Here are plots of total drug arrests and a plot that distinguishes between felony and misdemeanor arrests. Counties such as Kings, Queens, Suffolk, and Erie stand out signicantly in terms of high arrest numbers.

Part 3: Putting it all together

I first plotted the cocaine use dataset using the leaflet package which allowed me to also plot the county drug arrests on top (red circles) for better visualization. I was having some trouble with plotting the arrest data since the geometry data wasn’t recognized as an sf so after trial and error, I did some research and found that the st_centroid() function from the sf package would allow me to plot the data as I had hoped. The arrest data was incredibly skewed with very large arrest numbers in counties such as Erie, Bronx, and counties mostly in regions 1 and 2 so I also scaled the diameter of the circles by taking the square root of the total arrests and dividing that by 10.

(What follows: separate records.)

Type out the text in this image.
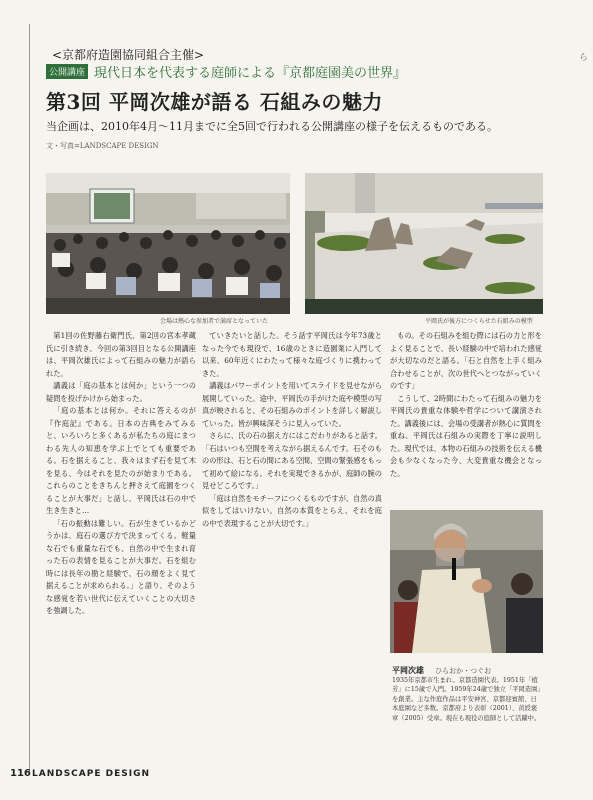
ら
<京都府造園協同組合主催>
公開講座 現代日本を代表する庭師による『京都庭園美の世界』
第3回 平岡次雄が語る 石組みの魅力
当企画は、2010年4月～11月までに全5回で行われる公開講座の様子を伝えるものである。
文・写真=LANDSCAPE DESIGN
会場は熱心な参加者で満席となっていた	平岡氏が後方につくらせた石組みの模型

第1回の佐野藤右衛門氏、第2回の宮本孝蔵氏に引き続き、今回の第3回目となる公開講座は、平岡次雄氏によって石組みの魅力が語られた。

講義は「庭の基本とは何か」という一つの疑問を投げかけから始まった。

「庭の基本とは何か。それに答えるのが『作庭記』である。日本の古典をみてみると、いろいろと多くあるが私たちの庭にまつわる先人の知恵を学ぶ上でとても重要である。石を据えること、我々はまず石を見て木を見る、今はそれを見たのが始まりである。これらのことをきちんと押さえて庭園をつくることが大事だ」と話し、平岡氏は石の中で生き生きと…

「石の振動は難しい。石が生きているかどうかは、庭石の選び方で決まってくる。軽量な石でも重量な石でも、自然の中で生まれ育った石の表情を見ることが大事だ。石を組む時には長年の勘と経験で、石の顔をよく見て据えることが求められる。」と語り、そのような感覚を若い世代に伝えていくことの大切さを強調した。

ていきたいと話した。そう話す平岡氏は今年73歳となった今でも現役で、16歳のときに造園業に入門して以来、60年近くにわたって様々な庭づくりに携わってきた。

講義はパワーポイントを用いてスライドを見せながら展開していった。途中、平岡氏の手がけた庭や模型の写真が映されると、その石組みのポイントを詳しく解説していった。皆が興味深そうに見入っていた。

さらに、氏の石の据え方にはこだわりがあると話す。「石はいつも空間を考えながら据えるんです。石そのものの形は、石と石の間にある空間、空間の緊張感をもって初めて絵になる。それを実現できるかが、庭師の腕の見せどころです。」

「庭は自然をモチーフにつくるものですが、自然の真似をしてはいけない。自然の本質をとらえ、それを庭の中で表現することが大切です。」

もの。その石組みを組む際には石の力と形をよく見ることで、長い経験の中で培われた感覚が大切なのだと語る。「石と自然を上手く組み合わせることが、次の世代へとつながっていくのです」

こうして、2時間にわたって石組みの魅力を平岡氏の貴重な体験や哲学について講演された。講義後には、会場の受講者が熱心に質問を重ね、平岡氏は石組みの実際を丁寧に説明した。現代では、本物の石組みの技術を伝える機会も少なくなった今、大変貴重な機会となった。

平岡次雄 ひらおか・つぐお
1935年京都市生まれ。京都造園代表。1951年「植芳」に15歳で入門。1959年24歳で独立「平岡造園」を創業。主な作庭作品は平安神宮、京都迎賓館、日本庭園など多数。京都府より表彰（2001）、黄綬褒章（2005）受章。現在も現役の庭師として活躍中。
116 LANDSCAPE DESIGN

Before comparing the two data with one another, it is important to note that there are many limitations. First, I am only plotting cases of specific drug use against much less specific drug arrest data. Further, some drug arrests may be related to an intent to distribute which doesn’t always coincide with personal drug use. Finally, this visual may be a bit misleading since it doesn’t take into account population size, metropolitan areas (albeit some can be intuitively identified for well-known counties in New York City). It also compares regional estimates for counties lumped together with arrests that are specific to counties so there are likely some lost aspects between specific counties and their drug trends.

With that said, regions 2B(Kings), 8, 9, and 5 show the highest estimates of cocaine use for individuals aged 18 or older (shown on the map in light purple). The arrest circles seem to be significantly larger In Erie county (region 11, outer left), Queens, Richmond, Kings (region 2) and some areas in some areas in region 1 (bottom right). This is interesting to see given that those regions show the lowest percentages of cocaine use, relative to other New York regions but perhaps dense populations (especially in region 2) may account for that disproportional trend.

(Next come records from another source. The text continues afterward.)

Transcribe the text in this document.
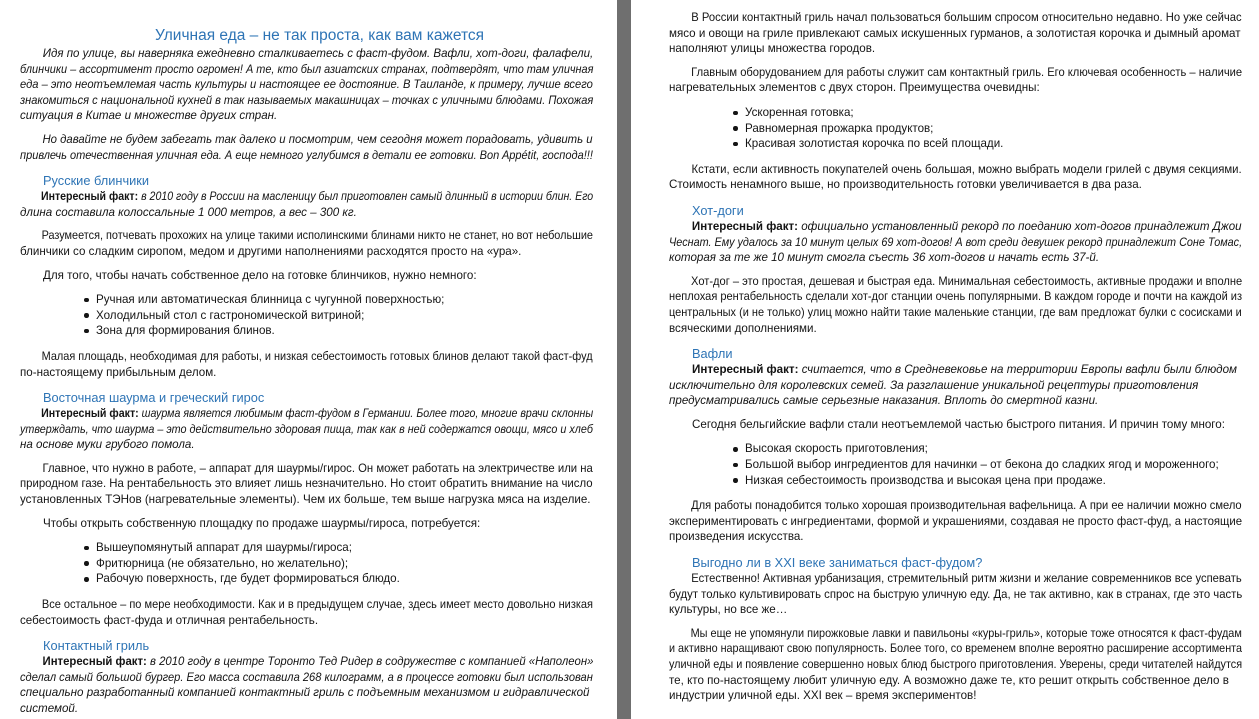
Уличная еда – не так проста, как вам кажется
Идя по улице, вы наверняка ежедневно сталкиваетесь с фаст-фудом. Вафли, хот-доги, фалафели,
блинчики – ассортимент просто огромен! А те, кто был азиатских странах, подтвердят, что там уличная
еда – это неотъемлемая часть культуры и настоящее ее достояние. В Таиланде, к примеру, лучше всего
знакомиться с национальной кухней в так называемых макашницах – точках с уличными блюдами. Похожая
ситуация в Китае и множестве других стран.
Но давайте не будем забегать так далеко и посмотрим, чем сегодня может порадовать, удивить и
привлечь отечественная уличная еда. А еще немного углубимся в детали ее готовки. Bon Appétit, господа!!!
Русские блинчики
Интересный факт: в 2010 году в России на масленицу был приготовлен самый длинный в истории блин. Его
длина составила колоссальные 1 000 метров, а вес – 300 кг.
Разумеется, потчевать прохожих на улице такими исполинскими блинами никто не станет, но вот небольшие
блинчики со сладким сиропом, медом и другими наполнениями расходятся просто на «ура».
Для того, чтобы начать собственное дело на готовке блинчиков, нужно немного:
Ручная или автоматическая блинница с чугунной поверхностью;
Холодильный стол с гастрономической витриной;
Зона для формирования блинов.
Малая площадь, необходимая для работы, и низкая себестоимость готовых блинов делают такой фаст-фуд
по-настоящему прибыльным делом.
Восточная шаурма и греческий гирос
Интересный факт: шаурма является любимым фаст-фудом в Германии. Более того, многие врачи склонны
утверждать, что шаурма – это действительно здоровая пища, так как в ней содержатся овощи, мясо и хлеб
на основе муки грубого помола.
Главное, что нужно в работе, – аппарат для шаурмы/гирос. Он может работать на электричестве или на
природном газе. На рентабельность это влияет лишь незначительно. Но стоит обратить внимание на число
установленных ТЭНов (нагревательные элементы). Чем их больше, тем выше нагрузка мяса на изделие.
Чтобы открыть собственную площадку по продаже шаурмы/гироса, потребуется:
Вышеупомянутый аппарат для шаурмы/гироса;
Фритюрница (не обязательно, но желательно);
Рабочую поверхность, где будет формироваться блюдо.
Все остальное – по мере необходимости. Как и в предыдущем случае, здесь имеет место довольно низкая
себестоимость фаст-фуда и отличная рентабельность.
Контактный гриль
Интересный факт: в 2010 году в центре Торонто Тед Ридер в содружестве с компанией «Наполеон»
сделал самый большой бургер. Его масса составила 268 килограмм, а в процессе готовки был использован
специально разработанный компанией контактный гриль с подъемным механизмом и гидравлической
системой.
В России контактный гриль начал пользоваться большим спросом относительно недавно. Но уже сейчас
мясо и овощи на гриле привлекают самых искушенных гурманов, а золотистая корочка и дымный аромат
наполняют улицы множества городов.
Главным оборудованием для работы служит сам контактный гриль. Его ключевая особенность – наличие
нагревательных элементов с двух сторон. Преимущества очевидны:
Ускоренная готовка;
Равномерная прожарка продуктов;
Красивая золотистая корочка по всей площади.
Кстати, если активность покупателей очень большая, можно выбрать модели грилей с двумя секциями.
Стоимость ненамного выше, но производительность готовки увеличивается в два раза.
Хот-доги
Интересный факт: официально установленный рекорд по поеданию хот-догов принадлежит Джои
Чеснат. Ему удалось за 10 минут целых 69 хот-догов! А вот среди девушек рекорд принадлежит Соне Томас,
которая за те же 10 минут смогла съесть 36 хот-догов и начать есть 37-й.
Хот-дог – это простая, дешевая и быстрая еда. Минимальная себестоимость, активные продажи и вполне
неплохая рентабельность сделали хот-дог станции очень популярными. В каждом городе и почти на каждой из
центральных (и не только) улиц можно найти такие маленькие станции, где вам предложат булки с сосисками и
всяческими дополнениями.
Вафли
Интересный факт: считается, что в Средневековье на территории Европы вафли были блюдом
исключительно для королевских семей. За разглашение уникальной рецептуры приготовления
предусматривались самые серьезные наказания. Вплоть до смертной казни.
Сегодня бельгийские вафли стали неотъемлемой частью быстрого питания. И причин тому много:
Высокая скорость приготовления;
Большой выбор ингредиентов для начинки – от бекона до сладких ягод и мороженного;
Низкая себестоимость производства и высокая цена при продаже.
Для работы понадобится только хорошая производительная вафельница. А при ее наличии можно смело
экспериментировать с ингредиентами, формой и украшениями, создавая не просто фаст-фуд, а настоящие
произведения искусства.
Выгодно ли в XXI веке заниматься фаст-фудом?
Естественно! Активная урбанизация, стремительный ритм жизни и желание современников все успевать
будут только культивировать спрос на быструю уличную еду. Да, не так активно, как в странах, где это часть
культуры, но все же…
Мы еще не упомянули пирожковые лавки и павильоны «куры-гриль», которые тоже относятся к фаст-фудам
и активно наращивают свою популярность. Более того, со временем вполне вероятно расширение ассортимента
уличной еды и появление совершенно новых блюд быстрого приготовления. Уверены, среди читателей найдутся
те, кто по-настоящему любит уличную еду. А возможно даже те, кто решит открыть собственное дело в
индустрии уличной еды. XXI век – время экспериментов!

As for marijuana use, regions 4, followed by region 9, and region 2B (Kings) now show the highest estimates of marijuana use among those 18 or older. The plot seems to be lighter in color overall (indicating higher use rates) with the exception of regions 3 and 7 which have lower percentages relative to the rest of the regions. The lighter regions just mentioned seem to have medium-sized arrest circles, however, Queens which also has a relatively high marijuana use rate seems to also have a very large arrest rate, relative to those two regions that show similar percentages. Again, this may be attributed to the area’s dense population.

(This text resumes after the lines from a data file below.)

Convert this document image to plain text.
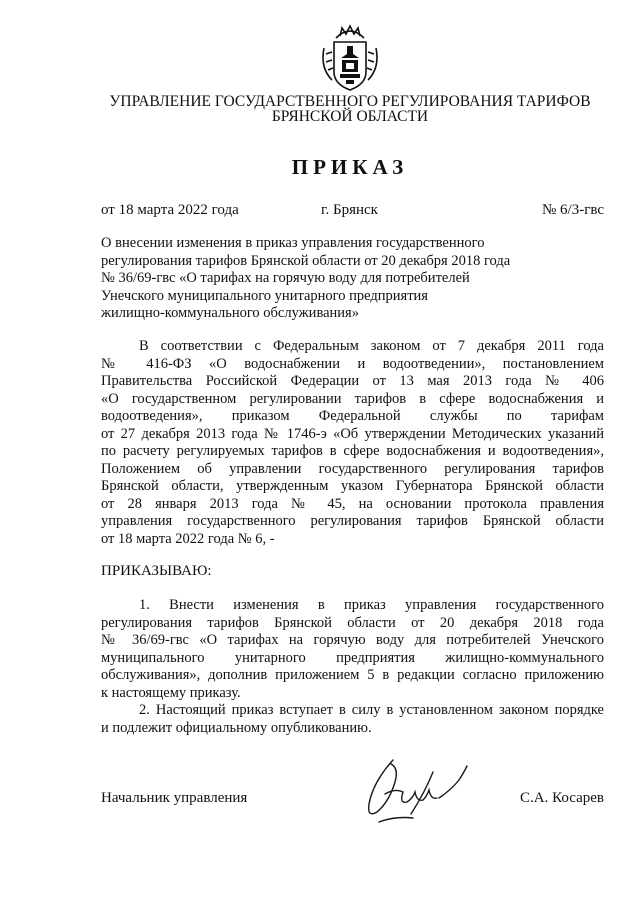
УПРАВЛЕНИЕ ГОСУДАРСТВЕННОГО РЕГУЛИРОВАНИЯ ТАРИФОВ
БРЯНСКОЙ ОБЛАСТИ
ПРИКАЗ
от 18 марта 2022 года	г. Брянск	№ 6/3-гвс
О внесении изменения в приказ управления государственного
регулирования тарифов Брянской области от 20 декабря 2018 года
№ 36/69-гвс «О тарифах на горячую воду для потребителей
Унечского муниципального унитарного предприятия
жилищно-коммунального обслуживания»
В соответствии с Федеральным законом от 7 декабря 2011 года
№ 416-ФЗ «О водоснабжении и водоотведении», постановлением
Правительства Российской Федерации от 13 мая 2013 года № 406
«О государственном регулировании тарифов в сфере водоснабжения и
водоотведения», приказом Федеральной службы по тарифам
от 27 декабря 2013 года № 1746-э «Об утверждении Методических указаний
по расчету регулируемых тарифов в сфере водоснабжения и водоотведения»,
Положением об управлении государственного регулирования тарифов
Брянской области, утвержденным указом Губернатора Брянской области
от 28 января 2013 года № 45, на основании протокола правления
управления государственного регулирования тарифов Брянской области
от 18 марта 2022 года № 6, -
ПРИКАЗЫВАЮ:
1. Внести изменения в приказ управления государственного
регулирования тарифов Брянской области от 20 декабря 2018 года
№ 36/69-гвс «О тарифах на горячую воду для потребителей Унечского
муниципального унитарного предприятия жилищно-коммунального
обслуживания», дополнив приложением 5 в редакции согласно приложению
к настоящему приказу.
2. Настоящий приказ вступает в силу в установленном законом порядке
и подлежит официальному опубликованию.
Начальник управления	С.А. Косарев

This last plot is obviously missing two regions (regions 5 and 6) since the data was repressed by the NSDUH but we can still visualize disproportinate trends of heroin use in the remaining regions. Region 8 now shows the highest percentage of heroin use (center, pale yellow), followed by region 11 (left, light orange), region 2B (Kings, light orange), and then regions 2C (New York county), 4 and 7 (pink). This is the first instance in which high rates of drug use (as previously noted in Erie county, region 2 and region 1) seem to coincide with large arrest circles. Again, this is not necessarily related but it is interesting to note that region 8 has the highest rate of heroin use but doesn’t show the same large arrest rates, relative to the previously mentioned regions. Once again, this is probably related to population size, and density.